The researchers indicated that Bank of Botswana could be forced to further increase monetary policy rate from the current 2.15 percent if inflation rises persistently. “Should inflation rise persistently this could necessitate an upward adjustment in the policy rate. It is against this background that the interest rate scenario assumes a 1.5 percentage points (moderate scenario) and 2.25 percentage points (severe scenario) upward adjustment in the policy rate,” said the researchers.
The researchers indicated that while any upward adjustment on BoB monetary policy rate and commercial banks prime lending rate result with increase in the cost of borrowing for household and compnies, it increase profitability for the banking sector. “Increases in the policy rate are associated with an overall increase in bank profitability, with resultant increases in the capital adequacy ratio of 0.1 percentage points and 0.2 percentage points for the moderate and severe scenarios, respectively,” said the researchers who added that upward adjustment in monetary policy rate would raise extra capital for the banking sector.

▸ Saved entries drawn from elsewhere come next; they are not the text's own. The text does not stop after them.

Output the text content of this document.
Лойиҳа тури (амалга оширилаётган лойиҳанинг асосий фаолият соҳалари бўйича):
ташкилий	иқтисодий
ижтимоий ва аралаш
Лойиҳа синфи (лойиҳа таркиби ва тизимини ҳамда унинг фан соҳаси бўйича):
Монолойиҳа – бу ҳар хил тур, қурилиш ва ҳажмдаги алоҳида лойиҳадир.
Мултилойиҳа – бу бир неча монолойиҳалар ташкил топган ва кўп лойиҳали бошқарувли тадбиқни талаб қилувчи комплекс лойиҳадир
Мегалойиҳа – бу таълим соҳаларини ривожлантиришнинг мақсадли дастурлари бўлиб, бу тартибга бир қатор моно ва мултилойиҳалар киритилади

“The increase in profit generally reflects the banking industry’s positive interest rate gap, where interest earning assets exceed interest earning liabilities maturing in the next twelve months. Therefore, an increase of 1.5 percentage points in the policy rate would result in industry gains of P71.7 million (4.1 percent increase), while a 2.25 percentage points increase would lead to a gain of P173.9 million (6.1 percent increase), dominated by large banks,” said the researchers.